Maj. Gen. Henry Knox (1750–1806) was GW’s choice to take command of the army in New York when GW departed on 4 Dec. 1783. Knox returned to West Point from New York City with the army on 18 Dec. and in accordance with GW’s instructions continued to disband the army there. By this time he had organized the remnants of GW’s army in a regiment under Col. Henry Jackson and a small corps of artillery, both composed of men of long-term enlistments. On 9 Jan. when Knox set out from West Point for Boston, Colonel Jackson took command at the post. As secretary general of the newly formed Society of the Cincinnati, Knox kept in close touch during the spring with his friend GW who was president of the society.
1. In a memorandum written on the back of the return described in note 2, Knox noted that there was left in New York City a subaltern with twenty-one men in addition to a company of Henry Jackson’s regiment.
2. The enclosed return dated 4 Jan. reports that there were in Henry Jackson’s infantry regiment 38 officers, 5 on the staff, 67 noncommissioned officers, and 527 rank and file; in the corps of artillery, 13 officers, 25 noncommissioned officers, and 100 rank and file. The copy of the return in the Knox Papers (MHi) reports 12 instead of 13 commissioned officers in the artillery.
3. In his letter to the president of the Congress of this date, which he enclosed, Knox reported: “In consequence of directions from His Excellency General Washington the several lines which composed the troops in this quarter are dissolved; and one regiment of infantry, commanded by Brig. Gen. Henry Jackson, and fully officered, consisting of five hundred rank and file, is formed of the men whose times of service do not expire until 1785—and a corps of artillery under the command of Major [Sebastian] Bauman, of about one hundred and twenty. The returns of the troops retained in service, No. 1, are enclosed, specifying the States to which the men belong.
“One company of infantry will be detatched to Springfield [Mass.], as a guard to the valuable public stores deposited at that place. Another company and a small detatchment of artillery will be stationed at New York, at the request and under the orders of His Excellency Governor [George] Clinton, to remain there until the powers of the civil government are fully established. And a detachment of artillery now at Albany and its neighbourhood, are ordered to Fort Schuyler, to guard certain stores which were sent there this Summer past, with an intention of taking possession of the posts on the western lakes, and which it is presumed may be again wanted for the same purpose.

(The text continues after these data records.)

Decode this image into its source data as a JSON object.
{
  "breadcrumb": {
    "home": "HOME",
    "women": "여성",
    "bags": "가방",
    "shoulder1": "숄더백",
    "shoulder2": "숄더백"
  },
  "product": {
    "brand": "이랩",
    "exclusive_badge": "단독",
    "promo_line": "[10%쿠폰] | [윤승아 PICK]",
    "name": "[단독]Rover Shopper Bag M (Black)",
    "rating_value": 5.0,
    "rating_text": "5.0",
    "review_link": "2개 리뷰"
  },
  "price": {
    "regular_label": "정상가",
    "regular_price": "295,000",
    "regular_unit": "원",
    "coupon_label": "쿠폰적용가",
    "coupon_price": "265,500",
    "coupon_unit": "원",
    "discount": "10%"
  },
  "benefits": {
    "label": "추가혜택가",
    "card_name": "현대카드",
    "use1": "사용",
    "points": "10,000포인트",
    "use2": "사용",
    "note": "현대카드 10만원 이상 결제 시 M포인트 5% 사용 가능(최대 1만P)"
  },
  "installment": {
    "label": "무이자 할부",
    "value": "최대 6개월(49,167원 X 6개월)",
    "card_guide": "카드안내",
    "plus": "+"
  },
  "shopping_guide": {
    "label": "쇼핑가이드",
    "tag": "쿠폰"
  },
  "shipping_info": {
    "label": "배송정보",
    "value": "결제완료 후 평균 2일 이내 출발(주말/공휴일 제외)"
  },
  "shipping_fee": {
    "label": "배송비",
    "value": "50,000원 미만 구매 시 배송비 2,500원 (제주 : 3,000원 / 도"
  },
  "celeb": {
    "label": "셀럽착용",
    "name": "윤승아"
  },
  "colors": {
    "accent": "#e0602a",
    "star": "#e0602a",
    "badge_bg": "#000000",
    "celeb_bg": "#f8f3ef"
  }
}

The remainder of the infantry and corps of artillery will be stationed in this garrison and its immediate dependencies” (NNGL: Knox Papers).
The remainder of the letter is concerned largely with supplies, arms, and the like. Knox explains that it is on GW’s directions that he continues “to superintend the posts and military affairs of this department until the pleasure of Congress shall be known,” and that he has GW’s permission to leave shortly for New England to attend to his private affairs.
4. Knox is referring to his forming of Henry Jackson’s regiment. The regiment was made up of men from New Hampshire and Massachusetts. See note 3. For a sketch of Michael Jackson, see GW to Thomas Mifflin, 19 Jan.1784, n.1.
6. Congress made Knox secretary at war on 8 Mar. 1785.